These are only suggestions. Experiment a bit, and of course the different civs have their own strengths you can play to...
1. Start on an easy level. There's nothing wrong with playing on the first level if you've never played before. Even if you've played Civ 1 or Civ 2, give yourself a chance to learn the system first before getting ambitious
2. You will need a unit to defend your city against the risk of barbarians, usually. That means build a warrior. You'll need a few more to go exploring, to reveal the map. You need to find out where to send settlers, etc.
3. Build settlers. The AI civs expand like crazy, and you need to grab some good room. try to make sure you time it so the settler is ready just as you get a third citizen - any earlier and the settler will wait for the next population, which is wasted production. Later and you aren't expanding as fast as you could be. Try to build cities in 'good' locations, near bonus resources or luxuries if you can - the extra bonuses are valuable at the start. But don't wander the map looking for them - a settler doesnt produce, so you want the city pretty quickly.

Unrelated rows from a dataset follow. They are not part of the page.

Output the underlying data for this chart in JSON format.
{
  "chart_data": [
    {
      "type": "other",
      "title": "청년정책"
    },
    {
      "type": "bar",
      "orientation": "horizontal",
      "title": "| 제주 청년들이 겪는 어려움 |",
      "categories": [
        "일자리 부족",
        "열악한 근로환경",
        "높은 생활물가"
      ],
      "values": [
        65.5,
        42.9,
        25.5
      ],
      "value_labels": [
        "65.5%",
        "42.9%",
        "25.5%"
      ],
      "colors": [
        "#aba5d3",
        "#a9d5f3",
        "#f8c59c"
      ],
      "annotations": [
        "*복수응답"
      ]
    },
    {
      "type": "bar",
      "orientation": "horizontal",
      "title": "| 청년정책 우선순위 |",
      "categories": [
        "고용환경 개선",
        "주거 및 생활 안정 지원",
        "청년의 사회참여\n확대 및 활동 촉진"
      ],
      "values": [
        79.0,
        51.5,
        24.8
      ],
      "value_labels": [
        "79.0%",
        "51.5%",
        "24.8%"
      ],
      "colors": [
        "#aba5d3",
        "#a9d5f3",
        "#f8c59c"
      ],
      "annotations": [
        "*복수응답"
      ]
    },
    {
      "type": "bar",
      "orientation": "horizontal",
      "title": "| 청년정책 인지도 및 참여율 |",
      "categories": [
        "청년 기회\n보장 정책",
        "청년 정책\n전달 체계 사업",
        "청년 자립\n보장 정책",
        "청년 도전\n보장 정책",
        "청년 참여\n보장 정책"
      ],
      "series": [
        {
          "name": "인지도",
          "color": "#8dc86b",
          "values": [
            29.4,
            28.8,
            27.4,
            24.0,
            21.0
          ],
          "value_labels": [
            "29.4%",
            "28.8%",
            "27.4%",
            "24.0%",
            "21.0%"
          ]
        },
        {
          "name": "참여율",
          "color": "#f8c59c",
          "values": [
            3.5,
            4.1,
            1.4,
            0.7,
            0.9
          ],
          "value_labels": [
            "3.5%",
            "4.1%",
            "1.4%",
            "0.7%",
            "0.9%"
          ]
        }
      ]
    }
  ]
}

4. There are two schools of thought on city location:
(a) Build them as close together as you can - every other square, chequerboard style. It gets a lot of production going quickly, and minimises corruption due to distance;
(b) build optimal locations - spread out to cover lots of land, in the best possible spots 9rivers, bonuses, etc). This is more efficient in the later game but can slow you down at the start.
Its a question of personal taste, really. And also how close the other civs are; you may have no choice but to pack them in.
edit - more added to answer other questions
You also want to try to locate your cities around your capital, not all in one direction if you can. that's because capital-city distance can affect corruption in the city too, so you want a central capital if possible.
5. Techs - really depends on your civ to some extent. Some civs have pretty potent UUs - unique units. You want to get them as soon as you can. So the Egyptians will want to make sure they can built War Chariots, and so should research the wheel asap, if they dont start with it. Similarly the romans want Iron Working (for legionaries) etc.
- also, some techs are needed to reveal certain resources - you want to know where the iron and horses are to get a chance to cliam them by building a city on or next to them. So techs that reveal resources are good.
Some people recommend making a beeline for the Great Library (Literature) so that you can build that wonder, and get all the other techs for free as the other civs discover them. Its not mandatory though; at the easier settings you can get a technology lead without if you play that way.
A big decision to make is style of play. What you build will vary massively between a kill, kill,kill strategy and a nice-to-my-neighbours strategy. Obviously if you are going to try to wipe out the others you need lots of military units, so you need the tech for the good ancient units - Horse riding and/or iron working, basically. If you are going for a cultural type win then the earlier you start building temples etc, the earlier you start to get a cultural lead.